Riyadh/Saudi Crown Prince Mohammad bin Salman has broken his silence in the brutal murder of Jamal Khashoggi, saying he bears responsibility “because it happened under my watch.”
The CIA has concluded that the kingdom’s de facto ruler ordered his operatives to kill the 59-year-old Washington Post columnist in October 2018 inside the Saudi consulate in Istanbul, where he was strangled and mutilated.
Saudi Arabia has insisted that bin Salman had no role in the slaughter of the royal insider-turned-outspoken critic, who went to the consulate to pick up papers ahead of his wedding. His remains have not been found.
“It happened under my watch,” the prince said in a PBS “Frontline” documentary — “The Crown Prince of Saudi Arabia” — set to premiere at 8 p.m. Tuesday. “I get all the responsibility, because it happened under my watch.”
The death sparked a global outcry, tarnishing the crown prince’s image and endangering ambitious plans to diversify the economy of the world’s top oil exporter and open up the kingdom’s cloistered society.
Since the killing, bin Salman has not set foot in the United States or Europe.

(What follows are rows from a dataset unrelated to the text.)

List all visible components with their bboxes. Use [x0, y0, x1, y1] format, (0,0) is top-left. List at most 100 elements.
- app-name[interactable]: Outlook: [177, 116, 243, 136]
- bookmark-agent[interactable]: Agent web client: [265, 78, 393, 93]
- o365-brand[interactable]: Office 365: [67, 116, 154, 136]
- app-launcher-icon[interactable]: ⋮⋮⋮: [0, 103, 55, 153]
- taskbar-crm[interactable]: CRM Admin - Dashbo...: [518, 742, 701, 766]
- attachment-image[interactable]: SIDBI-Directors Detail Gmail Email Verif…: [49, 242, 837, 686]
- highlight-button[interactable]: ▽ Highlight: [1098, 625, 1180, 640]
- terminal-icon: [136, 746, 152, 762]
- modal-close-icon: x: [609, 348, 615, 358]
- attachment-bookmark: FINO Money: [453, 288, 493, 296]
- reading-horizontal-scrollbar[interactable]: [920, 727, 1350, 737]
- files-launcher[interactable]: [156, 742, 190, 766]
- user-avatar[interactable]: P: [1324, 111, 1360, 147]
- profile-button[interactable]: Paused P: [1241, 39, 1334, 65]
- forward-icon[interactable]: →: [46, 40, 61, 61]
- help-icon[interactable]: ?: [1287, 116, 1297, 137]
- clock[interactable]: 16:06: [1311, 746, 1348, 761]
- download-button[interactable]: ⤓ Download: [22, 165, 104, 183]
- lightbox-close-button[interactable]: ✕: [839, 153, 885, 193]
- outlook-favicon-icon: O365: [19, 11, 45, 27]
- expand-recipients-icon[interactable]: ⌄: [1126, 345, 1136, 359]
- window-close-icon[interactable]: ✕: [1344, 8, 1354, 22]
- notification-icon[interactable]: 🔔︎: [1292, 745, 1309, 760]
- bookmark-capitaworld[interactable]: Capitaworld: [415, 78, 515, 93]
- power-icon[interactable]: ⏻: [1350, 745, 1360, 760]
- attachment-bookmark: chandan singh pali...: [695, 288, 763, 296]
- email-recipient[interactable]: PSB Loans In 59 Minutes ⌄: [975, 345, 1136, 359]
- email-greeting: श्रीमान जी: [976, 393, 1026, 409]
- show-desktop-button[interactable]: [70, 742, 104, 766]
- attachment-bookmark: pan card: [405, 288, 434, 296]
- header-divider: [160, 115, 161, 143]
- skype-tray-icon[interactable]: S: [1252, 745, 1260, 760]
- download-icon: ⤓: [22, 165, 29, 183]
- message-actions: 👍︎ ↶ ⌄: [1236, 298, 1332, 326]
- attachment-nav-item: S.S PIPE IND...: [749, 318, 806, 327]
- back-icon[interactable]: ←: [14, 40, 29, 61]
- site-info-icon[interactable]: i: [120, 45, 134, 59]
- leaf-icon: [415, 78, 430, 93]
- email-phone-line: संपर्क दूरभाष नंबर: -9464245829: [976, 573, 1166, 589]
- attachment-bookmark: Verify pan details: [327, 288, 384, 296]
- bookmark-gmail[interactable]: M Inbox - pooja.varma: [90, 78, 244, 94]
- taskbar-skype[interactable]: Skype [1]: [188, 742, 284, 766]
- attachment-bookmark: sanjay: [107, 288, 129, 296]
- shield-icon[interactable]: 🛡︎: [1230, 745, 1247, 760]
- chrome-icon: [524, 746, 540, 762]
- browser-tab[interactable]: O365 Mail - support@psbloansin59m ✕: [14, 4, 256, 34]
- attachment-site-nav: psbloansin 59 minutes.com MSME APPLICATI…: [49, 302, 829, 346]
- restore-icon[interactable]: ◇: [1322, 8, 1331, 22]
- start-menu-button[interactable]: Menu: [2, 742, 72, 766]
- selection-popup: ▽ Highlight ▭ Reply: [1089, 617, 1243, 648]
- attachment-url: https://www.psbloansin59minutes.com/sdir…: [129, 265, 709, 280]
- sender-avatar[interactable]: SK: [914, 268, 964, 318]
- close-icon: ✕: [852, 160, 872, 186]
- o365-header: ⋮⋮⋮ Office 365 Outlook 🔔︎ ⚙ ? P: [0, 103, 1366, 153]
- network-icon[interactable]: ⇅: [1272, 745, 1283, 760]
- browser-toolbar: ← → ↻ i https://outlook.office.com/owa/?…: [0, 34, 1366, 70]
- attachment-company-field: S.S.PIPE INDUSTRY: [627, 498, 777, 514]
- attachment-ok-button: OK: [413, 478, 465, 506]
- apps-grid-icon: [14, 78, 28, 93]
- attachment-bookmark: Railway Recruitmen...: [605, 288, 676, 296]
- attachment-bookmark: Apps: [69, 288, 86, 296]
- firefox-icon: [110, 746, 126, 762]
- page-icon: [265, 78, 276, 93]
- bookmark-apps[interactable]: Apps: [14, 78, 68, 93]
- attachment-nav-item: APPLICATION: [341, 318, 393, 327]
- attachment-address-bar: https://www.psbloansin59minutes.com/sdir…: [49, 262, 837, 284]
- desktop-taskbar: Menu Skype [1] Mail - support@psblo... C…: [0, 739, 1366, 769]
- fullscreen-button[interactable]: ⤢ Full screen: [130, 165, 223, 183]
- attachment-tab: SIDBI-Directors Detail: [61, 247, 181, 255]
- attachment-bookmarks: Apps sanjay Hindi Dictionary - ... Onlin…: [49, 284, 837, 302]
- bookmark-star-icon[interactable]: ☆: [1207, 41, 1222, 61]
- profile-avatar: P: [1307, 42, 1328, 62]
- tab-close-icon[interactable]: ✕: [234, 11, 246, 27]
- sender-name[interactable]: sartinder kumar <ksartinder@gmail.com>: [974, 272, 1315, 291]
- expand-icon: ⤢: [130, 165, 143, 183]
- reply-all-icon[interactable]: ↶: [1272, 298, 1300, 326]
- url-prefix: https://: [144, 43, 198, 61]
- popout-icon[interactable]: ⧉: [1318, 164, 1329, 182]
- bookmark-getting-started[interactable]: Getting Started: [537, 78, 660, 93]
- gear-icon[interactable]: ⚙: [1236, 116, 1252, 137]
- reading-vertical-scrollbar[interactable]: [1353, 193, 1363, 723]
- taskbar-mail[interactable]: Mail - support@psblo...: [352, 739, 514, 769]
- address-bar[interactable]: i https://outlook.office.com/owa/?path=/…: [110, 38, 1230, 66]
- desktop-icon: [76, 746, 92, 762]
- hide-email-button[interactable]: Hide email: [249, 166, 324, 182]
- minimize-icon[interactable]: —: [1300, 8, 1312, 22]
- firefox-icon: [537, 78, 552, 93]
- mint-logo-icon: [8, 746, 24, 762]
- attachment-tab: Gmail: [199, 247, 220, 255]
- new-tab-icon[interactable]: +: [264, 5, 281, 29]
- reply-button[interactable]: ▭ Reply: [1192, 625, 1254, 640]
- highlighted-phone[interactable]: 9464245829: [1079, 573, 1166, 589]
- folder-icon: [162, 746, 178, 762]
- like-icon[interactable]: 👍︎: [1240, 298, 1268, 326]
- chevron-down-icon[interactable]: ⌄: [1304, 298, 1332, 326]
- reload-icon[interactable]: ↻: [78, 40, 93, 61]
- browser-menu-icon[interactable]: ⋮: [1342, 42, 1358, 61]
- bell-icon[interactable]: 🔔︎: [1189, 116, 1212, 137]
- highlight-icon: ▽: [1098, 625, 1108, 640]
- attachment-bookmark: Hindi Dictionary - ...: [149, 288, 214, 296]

After initial denials, Riyadh blamed the murder on rogue operatives. The public prosecutor said the then-deputy intelligence chief ordered the repatriation of Khashoggi, but the lead negotiator ordered him killed after discussions for his return collapsed.
Saud al-Qahtani — a former top royal adviser who Reuters reported gave orders over Skype to the assassins — briefed the hit team on the journalist’s activities before the operation, the prosecutor said.
Asked by “Frontline” correspondent Martin Smith how the killing could happen without his knowledge, bin Salman said: “We have 20 million people. We have 3 million government employees.”
Smith asked during his December interview whether the killers could have taken private government jets.
“I have officials, ministers to follow things, and they’re responsible. They have the authority to do that,” bin Salman responded.